The coach party arrived, and fell upon the plant centre with a frantic air of so many plants, so little time.  They were wearing name badges, and I discovered that the woman wearing a shin-length tunic in a psychedelic pattern, that I was helping look for Stewartia and Michelia, was a Scottish marchioness.  Members of international plant appreciation societies get their plants mail ordered to them even outside the official mail order season, when lesser mortals don't always.  The manager dealt with the marchioness' delivery, but I gathered that the delivery instructions included to go to the tradesmen's entrance.

Into the middle of the chaos arrived a pair of non-coach party customers, who wanted to know where they could find a Californian tree poppy.  I struggled to work this one out, and showed them Romneya, which was rejected, so suggested Dendromecon rigida, which was also not what they were after.  I had to abandon them in pursuit of the marchioness, promising to come back as soon as I had finished serving my other customer.  They managed to flag down one of my colleagues, who suggested Dendromecon, before getting side-tracked into Escholtzia, which is Californian poppy, a pretty and easy annual flower.  I began to wonder if I had misunderstood about the shrub aspect of the quest, but they said no, their old plant had grown very tall.  The manager weighed into the debate, nominating Carpenteria.  Eventually they mentioned that its leaves were hairy, and the hairs irritated their skin, at which point my colleague realised that they were after a Fremontodendron.  We didn't have any.  I do wish people would stick to Latin plant names.  It makes life so much quicker and easier when you are all sure that you are talking about the same thing.  They are not elitist or snobby.  Invitation-only horticultural societies possibly are, but not botanical Latin.

The other excitement of the morning was that the gardener found a swarm of bees in the arboretum, low down and easy to collect.  The boss was out, and we couldn't find the phone number of the beekeeper who keeps his bees there.  It may not have been his swarm anyway.  I rang the secretary of the Suffolk Beekeepers Association, as we were in Suffolk, and he gave me phone numbers for a couple of beekeepers in the village, who were out.  I tried a couple of my friends just over the border, who were out as well, and had to go back to the secretary for more names.  At the forth attempt I got through to a beekeeper in a nearby village, who happened to be working from home that morning, and was with us in less than half an hour.  He hived the swarm in a little nuc box (a half sized brood box) and said he'd come back for them in the evening, if I could just check before I went home that they were still there.  He was very cheerful about it.  Beekeepers are generally happy to take swarms, pro bono publico, and because the bees come in useful.  He knew a beginner locally who had two colonies, both queenless after a slightly muddled attempt to combine them.  This was only a small swarm, but contained a queen, the vital ingredient she was after.

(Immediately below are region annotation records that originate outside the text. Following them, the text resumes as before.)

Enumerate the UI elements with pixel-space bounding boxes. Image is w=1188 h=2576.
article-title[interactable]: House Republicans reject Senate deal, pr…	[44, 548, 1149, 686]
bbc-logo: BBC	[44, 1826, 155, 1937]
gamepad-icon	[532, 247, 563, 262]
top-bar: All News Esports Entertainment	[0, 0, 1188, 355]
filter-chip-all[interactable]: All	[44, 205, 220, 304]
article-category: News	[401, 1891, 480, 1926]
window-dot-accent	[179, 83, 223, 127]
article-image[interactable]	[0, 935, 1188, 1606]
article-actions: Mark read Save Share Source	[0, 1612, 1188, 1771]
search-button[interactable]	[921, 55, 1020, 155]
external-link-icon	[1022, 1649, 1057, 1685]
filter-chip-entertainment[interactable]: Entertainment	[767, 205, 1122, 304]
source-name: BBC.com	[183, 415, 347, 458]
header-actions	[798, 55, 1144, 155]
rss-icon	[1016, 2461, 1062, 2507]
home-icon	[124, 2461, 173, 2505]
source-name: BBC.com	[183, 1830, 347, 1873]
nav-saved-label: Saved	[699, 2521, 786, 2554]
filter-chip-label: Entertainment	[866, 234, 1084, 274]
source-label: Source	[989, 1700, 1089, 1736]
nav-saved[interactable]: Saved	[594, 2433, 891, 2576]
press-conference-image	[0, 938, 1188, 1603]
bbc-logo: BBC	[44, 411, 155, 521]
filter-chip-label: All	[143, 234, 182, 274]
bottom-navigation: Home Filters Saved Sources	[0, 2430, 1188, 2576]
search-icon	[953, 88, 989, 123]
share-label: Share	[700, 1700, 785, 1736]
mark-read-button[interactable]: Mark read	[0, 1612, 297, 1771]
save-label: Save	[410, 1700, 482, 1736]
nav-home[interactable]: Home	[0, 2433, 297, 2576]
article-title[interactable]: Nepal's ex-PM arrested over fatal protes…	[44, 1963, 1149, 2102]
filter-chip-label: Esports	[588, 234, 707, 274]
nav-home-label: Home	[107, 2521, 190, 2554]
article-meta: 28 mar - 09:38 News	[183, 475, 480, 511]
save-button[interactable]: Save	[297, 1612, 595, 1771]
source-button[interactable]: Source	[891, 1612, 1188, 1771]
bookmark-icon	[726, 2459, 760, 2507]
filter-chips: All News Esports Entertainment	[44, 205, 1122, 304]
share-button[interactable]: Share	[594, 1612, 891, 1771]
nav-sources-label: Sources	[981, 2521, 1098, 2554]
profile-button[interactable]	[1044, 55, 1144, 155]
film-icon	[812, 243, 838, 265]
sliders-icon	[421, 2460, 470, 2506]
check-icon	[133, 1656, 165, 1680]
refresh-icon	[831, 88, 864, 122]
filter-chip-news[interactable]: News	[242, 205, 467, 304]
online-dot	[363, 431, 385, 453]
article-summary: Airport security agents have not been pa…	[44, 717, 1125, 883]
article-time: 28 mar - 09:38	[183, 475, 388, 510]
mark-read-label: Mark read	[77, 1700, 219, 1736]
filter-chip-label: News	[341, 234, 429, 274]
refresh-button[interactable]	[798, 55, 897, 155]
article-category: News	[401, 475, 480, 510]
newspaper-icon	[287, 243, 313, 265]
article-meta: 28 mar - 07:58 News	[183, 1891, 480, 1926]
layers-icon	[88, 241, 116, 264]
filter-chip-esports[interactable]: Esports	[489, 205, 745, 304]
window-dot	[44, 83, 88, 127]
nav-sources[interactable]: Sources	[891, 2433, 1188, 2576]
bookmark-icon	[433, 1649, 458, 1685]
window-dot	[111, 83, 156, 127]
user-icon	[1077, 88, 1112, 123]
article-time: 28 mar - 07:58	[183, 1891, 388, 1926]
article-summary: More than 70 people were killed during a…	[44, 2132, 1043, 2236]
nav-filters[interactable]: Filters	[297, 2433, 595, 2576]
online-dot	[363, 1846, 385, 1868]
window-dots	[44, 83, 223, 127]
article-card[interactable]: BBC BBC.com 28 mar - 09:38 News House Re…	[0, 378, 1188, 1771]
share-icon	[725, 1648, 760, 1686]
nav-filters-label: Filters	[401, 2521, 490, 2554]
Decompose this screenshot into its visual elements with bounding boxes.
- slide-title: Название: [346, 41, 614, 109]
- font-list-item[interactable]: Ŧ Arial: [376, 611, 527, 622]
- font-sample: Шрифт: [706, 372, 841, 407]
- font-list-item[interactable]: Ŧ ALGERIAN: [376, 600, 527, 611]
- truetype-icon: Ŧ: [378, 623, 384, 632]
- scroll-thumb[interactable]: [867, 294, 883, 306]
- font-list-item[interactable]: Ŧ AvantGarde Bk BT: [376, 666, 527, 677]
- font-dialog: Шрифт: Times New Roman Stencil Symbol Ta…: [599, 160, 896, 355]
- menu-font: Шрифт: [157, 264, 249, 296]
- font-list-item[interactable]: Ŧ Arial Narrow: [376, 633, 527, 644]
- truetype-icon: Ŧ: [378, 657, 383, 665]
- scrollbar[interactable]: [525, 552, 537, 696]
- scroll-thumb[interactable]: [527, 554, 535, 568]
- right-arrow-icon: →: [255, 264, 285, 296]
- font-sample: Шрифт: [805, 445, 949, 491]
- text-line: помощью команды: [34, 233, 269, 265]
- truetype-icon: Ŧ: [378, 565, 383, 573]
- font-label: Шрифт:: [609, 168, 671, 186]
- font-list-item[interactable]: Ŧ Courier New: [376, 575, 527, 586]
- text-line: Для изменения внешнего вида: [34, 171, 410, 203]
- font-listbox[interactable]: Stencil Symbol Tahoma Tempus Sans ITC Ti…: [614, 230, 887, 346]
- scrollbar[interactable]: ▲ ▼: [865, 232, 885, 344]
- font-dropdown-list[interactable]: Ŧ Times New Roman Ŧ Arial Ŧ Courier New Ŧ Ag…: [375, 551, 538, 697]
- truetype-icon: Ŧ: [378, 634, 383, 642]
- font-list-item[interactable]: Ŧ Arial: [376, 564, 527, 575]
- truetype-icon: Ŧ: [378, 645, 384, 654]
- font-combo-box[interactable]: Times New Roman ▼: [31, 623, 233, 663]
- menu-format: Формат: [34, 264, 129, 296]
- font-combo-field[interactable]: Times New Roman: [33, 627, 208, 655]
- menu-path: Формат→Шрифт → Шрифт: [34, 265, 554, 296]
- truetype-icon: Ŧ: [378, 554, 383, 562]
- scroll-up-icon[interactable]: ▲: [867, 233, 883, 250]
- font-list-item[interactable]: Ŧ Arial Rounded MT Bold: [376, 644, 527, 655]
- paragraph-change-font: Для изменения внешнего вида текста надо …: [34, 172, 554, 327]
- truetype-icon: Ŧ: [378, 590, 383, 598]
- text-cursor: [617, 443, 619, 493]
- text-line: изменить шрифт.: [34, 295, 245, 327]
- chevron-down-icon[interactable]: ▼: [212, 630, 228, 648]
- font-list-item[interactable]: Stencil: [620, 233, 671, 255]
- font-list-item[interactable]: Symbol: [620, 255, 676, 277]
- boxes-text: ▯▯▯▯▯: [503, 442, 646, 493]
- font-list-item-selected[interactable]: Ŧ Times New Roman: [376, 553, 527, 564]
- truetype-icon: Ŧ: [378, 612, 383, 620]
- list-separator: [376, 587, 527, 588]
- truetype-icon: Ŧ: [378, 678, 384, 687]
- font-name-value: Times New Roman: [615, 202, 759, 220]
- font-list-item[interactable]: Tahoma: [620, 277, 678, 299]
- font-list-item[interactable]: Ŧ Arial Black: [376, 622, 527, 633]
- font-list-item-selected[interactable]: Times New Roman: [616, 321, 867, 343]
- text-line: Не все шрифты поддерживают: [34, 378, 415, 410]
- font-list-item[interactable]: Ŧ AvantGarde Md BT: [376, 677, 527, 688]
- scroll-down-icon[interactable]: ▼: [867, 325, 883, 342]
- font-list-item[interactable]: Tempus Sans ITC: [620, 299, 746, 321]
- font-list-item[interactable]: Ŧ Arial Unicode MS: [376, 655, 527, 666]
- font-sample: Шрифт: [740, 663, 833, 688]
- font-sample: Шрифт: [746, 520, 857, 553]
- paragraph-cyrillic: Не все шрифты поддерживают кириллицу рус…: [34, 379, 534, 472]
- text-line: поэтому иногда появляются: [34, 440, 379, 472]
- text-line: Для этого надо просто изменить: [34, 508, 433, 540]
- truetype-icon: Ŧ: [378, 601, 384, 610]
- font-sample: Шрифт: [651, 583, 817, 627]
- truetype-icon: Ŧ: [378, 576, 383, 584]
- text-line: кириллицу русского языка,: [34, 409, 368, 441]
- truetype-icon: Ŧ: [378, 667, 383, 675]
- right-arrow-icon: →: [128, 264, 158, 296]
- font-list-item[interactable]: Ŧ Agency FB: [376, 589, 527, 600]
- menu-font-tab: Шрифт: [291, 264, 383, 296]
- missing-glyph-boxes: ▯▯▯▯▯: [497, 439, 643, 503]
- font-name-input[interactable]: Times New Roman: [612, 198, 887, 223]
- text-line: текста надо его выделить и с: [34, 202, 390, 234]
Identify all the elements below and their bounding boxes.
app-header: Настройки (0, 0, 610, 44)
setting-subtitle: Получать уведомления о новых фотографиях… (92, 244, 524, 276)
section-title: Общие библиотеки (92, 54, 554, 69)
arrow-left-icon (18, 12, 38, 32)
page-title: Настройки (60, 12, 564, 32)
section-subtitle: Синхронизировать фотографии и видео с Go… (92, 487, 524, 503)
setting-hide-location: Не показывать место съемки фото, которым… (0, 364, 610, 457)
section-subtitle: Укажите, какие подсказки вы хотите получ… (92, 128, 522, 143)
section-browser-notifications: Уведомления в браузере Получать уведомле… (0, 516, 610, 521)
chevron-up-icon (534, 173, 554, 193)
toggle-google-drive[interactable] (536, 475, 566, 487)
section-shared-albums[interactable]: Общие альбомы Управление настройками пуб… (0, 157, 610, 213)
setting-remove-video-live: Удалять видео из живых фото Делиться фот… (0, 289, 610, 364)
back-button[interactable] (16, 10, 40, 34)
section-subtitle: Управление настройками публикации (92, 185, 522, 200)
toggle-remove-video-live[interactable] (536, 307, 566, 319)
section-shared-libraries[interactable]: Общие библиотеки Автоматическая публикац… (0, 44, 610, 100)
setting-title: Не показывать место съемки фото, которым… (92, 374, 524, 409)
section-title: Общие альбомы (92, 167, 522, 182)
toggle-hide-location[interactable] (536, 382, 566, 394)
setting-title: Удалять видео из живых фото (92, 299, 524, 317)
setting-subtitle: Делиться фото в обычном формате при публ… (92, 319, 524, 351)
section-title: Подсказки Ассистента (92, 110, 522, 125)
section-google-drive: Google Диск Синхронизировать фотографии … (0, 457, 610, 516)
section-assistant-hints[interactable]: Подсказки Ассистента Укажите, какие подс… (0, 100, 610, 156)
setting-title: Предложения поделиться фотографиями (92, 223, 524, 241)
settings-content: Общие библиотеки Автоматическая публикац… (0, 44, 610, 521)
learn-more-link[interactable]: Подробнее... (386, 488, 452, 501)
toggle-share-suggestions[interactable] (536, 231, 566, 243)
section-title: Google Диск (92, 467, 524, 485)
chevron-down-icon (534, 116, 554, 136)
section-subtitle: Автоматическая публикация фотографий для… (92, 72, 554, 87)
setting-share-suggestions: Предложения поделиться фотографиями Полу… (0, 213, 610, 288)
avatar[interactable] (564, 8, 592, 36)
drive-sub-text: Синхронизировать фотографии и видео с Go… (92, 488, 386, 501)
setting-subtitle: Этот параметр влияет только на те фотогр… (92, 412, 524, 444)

A party from Writtle College turned up, celebrating somebody's birthday, so I saw one of my old tutors, which was nice.  She teaches one module about the use of art in the landscape, so I said I'd send her a link to the picture of the stone with the hole in it, mounted on its plinth.  I'd told her about finding the stone when she came in before Christmas.  I'll probably send her the link to Cardunculus, though she must have enough to do ploughing through the essays of the current crop of students, without worrying about ex-students as well.

The afternoon was rather quiet in comparison.